Regenerative farms, as opposed to conventional ones, grow plant-friendly crops. To be certified as regenerative, the practices of the farm must help rebuild topsoil health, improve the waterways, promote biodiversity, and capture carbon dioxide from the atmosphere. This version of farming is not new: The Rodale Institute began using the term regenerative agriculture in the early 1980s. Now, this style of farming is beginning to gain traction as techniques like these can help mitigate and potentially reverse climate change.

Kernza (The Land Institute) is the trademark name for a regeneratively grown wheatgrass (the young grass of the wheat plant, Triticum aestivum) that can improve your gut health as well as the health of the planet:

This new type of wheat is a perennial. Most agricultural crops are annuals (meaning they must be planted every year). Perennials, however, stay in the ground for many years, which gives them some significant environmental advantages. Perennial grains develop deeper root systems than annuals. The deep roots help prevent soil erosion and trap harmful greenhouse gases underground, keeping them out of the atmosphere.

The long, hardy root system helps to anchor the soil, preventing run-off and nutrient loss. These deep roots, which grow 10 feet into the soil, can also access water reserves stored much lower down in the water table, providing an increased level of drought-resistance for the crop.

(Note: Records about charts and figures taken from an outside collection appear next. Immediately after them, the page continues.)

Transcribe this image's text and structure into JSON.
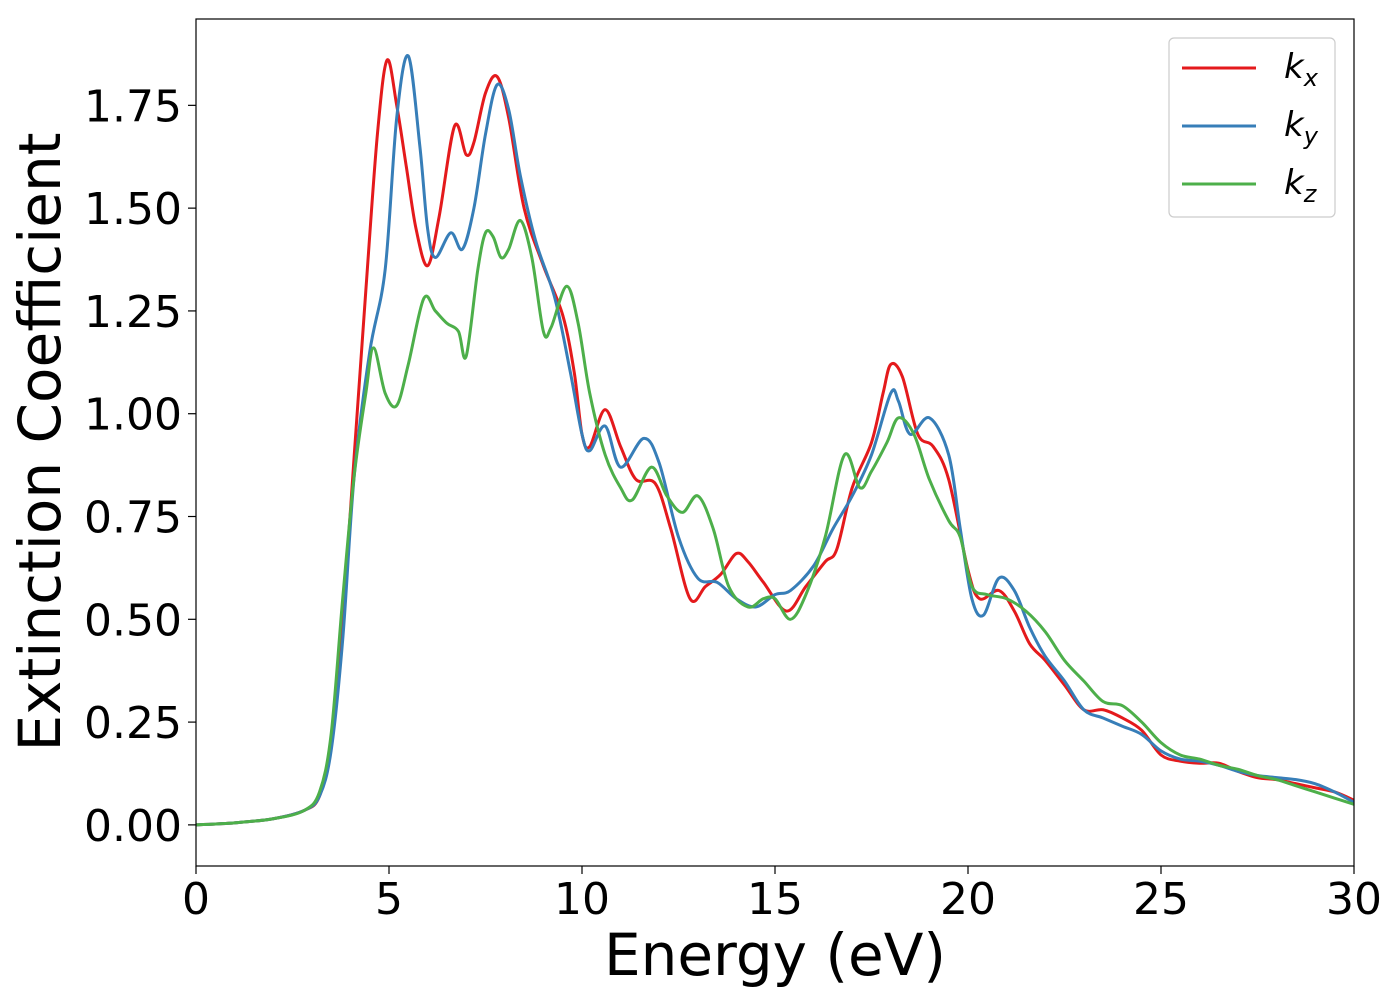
{
  "chart_data": {
    "type": "line",
    "title": "",
    "xlabel": "Energy (eV)",
    "ylabel": "Extinction Coefficient",
    "xlim": [
      0,
      30
    ],
    "ylim": [
      -0.1,
      1.96
    ],
    "xticks": [
      0,
      5,
      10,
      15,
      20,
      25,
      30
    ],
    "xtick_labels": [
      "0",
      "5",
      "10",
      "15",
      "20",
      "25",
      "30"
    ],
    "yticks": [
      0,
      0.25,
      0.5,
      0.75,
      1.0,
      1.25,
      1.5,
      1.75
    ],
    "ytick_labels": [
      "0.00",
      "0.25",
      "0.50",
      "0.75",
      "1.00",
      "1.25",
      "1.50",
      "1.75"
    ],
    "grid": false,
    "legend": "top-right",
    "series": [
      {
        "name": "k",
        "subscript": "x",
        "color": "#e41a1c",
        "points": [
          [
            0,
            0
          ],
          [
            1,
            0.005
          ],
          [
            2,
            0.015
          ],
          [
            2.8,
            0.035
          ],
          [
            3.2,
            0.07
          ],
          [
            3.5,
            0.2
          ],
          [
            3.8,
            0.5
          ],
          [
            4.1,
            0.9
          ],
          [
            4.4,
            1.3
          ],
          [
            4.7,
            1.68
          ],
          [
            4.95,
            1.86
          ],
          [
            5.2,
            1.75
          ],
          [
            5.45,
            1.6
          ],
          [
            5.7,
            1.45
          ],
          [
            6.0,
            1.36
          ],
          [
            6.3,
            1.48
          ],
          [
            6.7,
            1.7
          ],
          [
            7.0,
            1.63
          ],
          [
            7.2,
            1.66
          ],
          [
            7.5,
            1.78
          ],
          [
            7.8,
            1.82
          ],
          [
            8.1,
            1.72
          ],
          [
            8.5,
            1.5
          ],
          [
            9.0,
            1.36
          ],
          [
            9.5,
            1.24
          ],
          [
            9.8,
            1.1
          ],
          [
            10.0,
            0.95
          ],
          [
            10.2,
            0.92
          ],
          [
            10.6,
            1.01
          ],
          [
            11.0,
            0.92
          ],
          [
            11.4,
            0.84
          ],
          [
            11.9,
            0.83
          ],
          [
            12.3,
            0.72
          ],
          [
            12.8,
            0.55
          ],
          [
            13.2,
            0.58
          ],
          [
            13.6,
            0.61
          ],
          [
            14.0,
            0.66
          ],
          [
            14.3,
            0.64
          ],
          [
            14.7,
            0.59
          ],
          [
            15.3,
            0.52
          ],
          [
            15.8,
            0.58
          ],
          [
            16.3,
            0.64
          ],
          [
            16.6,
            0.67
          ],
          [
            17.0,
            0.82
          ],
          [
            17.5,
            0.93
          ],
          [
            17.8,
            1.05
          ],
          [
            18.0,
            1.12
          ],
          [
            18.3,
            1.09
          ],
          [
            18.7,
            0.95
          ],
          [
            19.1,
            0.92
          ],
          [
            19.5,
            0.84
          ],
          [
            20.0,
            0.62
          ],
          [
            20.3,
            0.55
          ],
          [
            20.8,
            0.57
          ],
          [
            21.2,
            0.52
          ],
          [
            21.6,
            0.44
          ],
          [
            22.0,
            0.4
          ],
          [
            22.5,
            0.34
          ],
          [
            23.0,
            0.28
          ],
          [
            23.5,
            0.28
          ],
          [
            24.0,
            0.26
          ],
          [
            24.5,
            0.23
          ],
          [
            25.0,
            0.17
          ],
          [
            25.5,
            0.155
          ],
          [
            26.0,
            0.15
          ],
          [
            26.5,
            0.15
          ],
          [
            27.0,
            0.13
          ],
          [
            27.5,
            0.115
          ],
          [
            28.0,
            0.11
          ],
          [
            28.5,
            0.1
          ],
          [
            29.0,
            0.09
          ],
          [
            29.5,
            0.08
          ],
          [
            30.0,
            0.06
          ]
        ]
      },
      {
        "name": "k",
        "subscript": "y",
        "color": "#377eb8",
        "points": [
          [
            0,
            0
          ],
          [
            1,
            0.005
          ],
          [
            2,
            0.015
          ],
          [
            2.8,
            0.035
          ],
          [
            3.2,
            0.07
          ],
          [
            3.5,
            0.18
          ],
          [
            3.8,
            0.45
          ],
          [
            4.1,
            0.85
          ],
          [
            4.5,
            1.15
          ],
          [
            4.9,
            1.35
          ],
          [
            5.2,
            1.72
          ],
          [
            5.5,
            1.87
          ],
          [
            5.8,
            1.65
          ],
          [
            6.0,
            1.45
          ],
          [
            6.2,
            1.38
          ],
          [
            6.6,
            1.44
          ],
          [
            6.9,
            1.4
          ],
          [
            7.2,
            1.5
          ],
          [
            7.5,
            1.68
          ],
          [
            7.8,
            1.8
          ],
          [
            8.1,
            1.74
          ],
          [
            8.4,
            1.58
          ],
          [
            8.8,
            1.42
          ],
          [
            9.3,
            1.28
          ],
          [
            9.7,
            1.1
          ],
          [
            10.0,
            0.95
          ],
          [
            10.2,
            0.91
          ],
          [
            10.6,
            0.97
          ],
          [
            11.0,
            0.87
          ],
          [
            11.6,
            0.94
          ],
          [
            12.0,
            0.88
          ],
          [
            12.5,
            0.7
          ],
          [
            13.0,
            0.6
          ],
          [
            13.5,
            0.59
          ],
          [
            14.0,
            0.55
          ],
          [
            14.5,
            0.53
          ],
          [
            15.0,
            0.56
          ],
          [
            15.4,
            0.57
          ],
          [
            16.0,
            0.63
          ],
          [
            16.5,
            0.72
          ],
          [
            17.0,
            0.8
          ],
          [
            17.5,
            0.9
          ],
          [
            18.0,
            1.05
          ],
          [
            18.2,
            1.03
          ],
          [
            18.5,
            0.95
          ],
          [
            19.0,
            0.99
          ],
          [
            19.5,
            0.9
          ],
          [
            19.8,
            0.72
          ],
          [
            20.1,
            0.55
          ],
          [
            20.4,
            0.51
          ],
          [
            20.8,
            0.6
          ],
          [
            21.2,
            0.57
          ],
          [
            21.6,
            0.48
          ],
          [
            22.0,
            0.41
          ],
          [
            22.5,
            0.35
          ],
          [
            23.0,
            0.28
          ],
          [
            23.5,
            0.26
          ],
          [
            24.0,
            0.24
          ],
          [
            24.5,
            0.22
          ],
          [
            25.0,
            0.18
          ],
          [
            25.5,
            0.16
          ],
          [
            26.0,
            0.155
          ],
          [
            26.5,
            0.145
          ],
          [
            27.0,
            0.13
          ],
          [
            27.5,
            0.12
          ],
          [
            28.0,
            0.115
          ],
          [
            28.5,
            0.11
          ],
          [
            29.0,
            0.1
          ],
          [
            29.5,
            0.08
          ],
          [
            30.0,
            0.055
          ]
        ]
      },
      {
        "name": "k",
        "subscript": "z",
        "color": "#4daf4a",
        "points": [
          [
            0,
            0
          ],
          [
            1,
            0.005
          ],
          [
            2,
            0.015
          ],
          [
            2.8,
            0.035
          ],
          [
            3.2,
            0.08
          ],
          [
            3.5,
            0.22
          ],
          [
            3.8,
            0.55
          ],
          [
            4.1,
            0.85
          ],
          [
            4.4,
            1.05
          ],
          [
            4.6,
            1.16
          ],
          [
            4.9,
            1.05
          ],
          [
            5.2,
            1.02
          ],
          [
            5.5,
            1.12
          ],
          [
            5.9,
            1.28
          ],
          [
            6.2,
            1.25
          ],
          [
            6.5,
            1.22
          ],
          [
            6.8,
            1.2
          ],
          [
            7.0,
            1.14
          ],
          [
            7.3,
            1.35
          ],
          [
            7.5,
            1.44
          ],
          [
            7.7,
            1.43
          ],
          [
            7.9,
            1.38
          ],
          [
            8.1,
            1.4
          ],
          [
            8.4,
            1.47
          ],
          [
            8.7,
            1.38
          ],
          [
            9.0,
            1.2
          ],
          [
            9.2,
            1.21
          ],
          [
            9.6,
            1.31
          ],
          [
            9.9,
            1.22
          ],
          [
            10.2,
            1.05
          ],
          [
            10.6,
            0.9
          ],
          [
            11.0,
            0.82
          ],
          [
            11.3,
            0.79
          ],
          [
            11.8,
            0.87
          ],
          [
            12.2,
            0.8
          ],
          [
            12.6,
            0.76
          ],
          [
            13.0,
            0.8
          ],
          [
            13.4,
            0.72
          ],
          [
            13.8,
            0.58
          ],
          [
            14.3,
            0.53
          ],
          [
            14.7,
            0.55
          ],
          [
            15.0,
            0.55
          ],
          [
            15.4,
            0.5
          ],
          [
            15.8,
            0.56
          ],
          [
            16.3,
            0.7
          ],
          [
            16.8,
            0.9
          ],
          [
            17.2,
            0.82
          ],
          [
            17.5,
            0.86
          ],
          [
            17.9,
            0.93
          ],
          [
            18.2,
            0.99
          ],
          [
            18.6,
            0.95
          ],
          [
            19.0,
            0.84
          ],
          [
            19.5,
            0.74
          ],
          [
            19.8,
            0.7
          ],
          [
            20.1,
            0.58
          ],
          [
            20.5,
            0.56
          ],
          [
            21.0,
            0.55
          ],
          [
            21.5,
            0.52
          ],
          [
            22.0,
            0.47
          ],
          [
            22.5,
            0.4
          ],
          [
            23.0,
            0.35
          ],
          [
            23.5,
            0.3
          ],
          [
            24.0,
            0.29
          ],
          [
            24.5,
            0.25
          ],
          [
            25.0,
            0.2
          ],
          [
            25.5,
            0.17
          ],
          [
            26.0,
            0.16
          ],
          [
            26.5,
            0.145
          ],
          [
            27.0,
            0.135
          ],
          [
            27.5,
            0.12
          ],
          [
            28.0,
            0.11
          ],
          [
            28.5,
            0.095
          ],
          [
            29.0,
            0.08
          ],
          [
            29.5,
            0.065
          ],
          [
            30.0,
            0.05
          ]
        ]
      }
    ]
  }
}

Hearty grain crops, such as Kernza, are generally recognized as having the lowest water requirement compared to fruits, vegetables, and especially water-hogging beef. As water becomes more of a limited resource, it behooves farmers to increase production of drought-resistant crops.

Kernza has a sweet, nutty flavor. Cooks typically blend it with an annual wheat flour to make bread. Kernza need not be blended, as it can make up 100 percent of the flour in quick breads. It can also be used as a pilaf like rice, used in a grain bowl, or just tossed into salads. It is also malted and used as a base for beer and whiskey.

Kernza is high in protein, antioxidants, and packs in a huge amount of both cholesterol-lowering soluble fiber and gut-health-promoting insoluble fiber. Kernza has 18 grams (g) of fiber per 3.5 ounces, versus 11 g in conventional wheat, and a whooping 19 g of protein compared to wheat’s 9 g. Kernza does not require any special storage or handling, and may even have a much longer shelf life than other grains.

Kernza is a sustainable and environmentally friendly food with health-boosting benefits, and it has the potential to revolutionize farming. You can purchase Kernza, and other regeneratively grown grain products, online or at stores such as Whole Foods Market.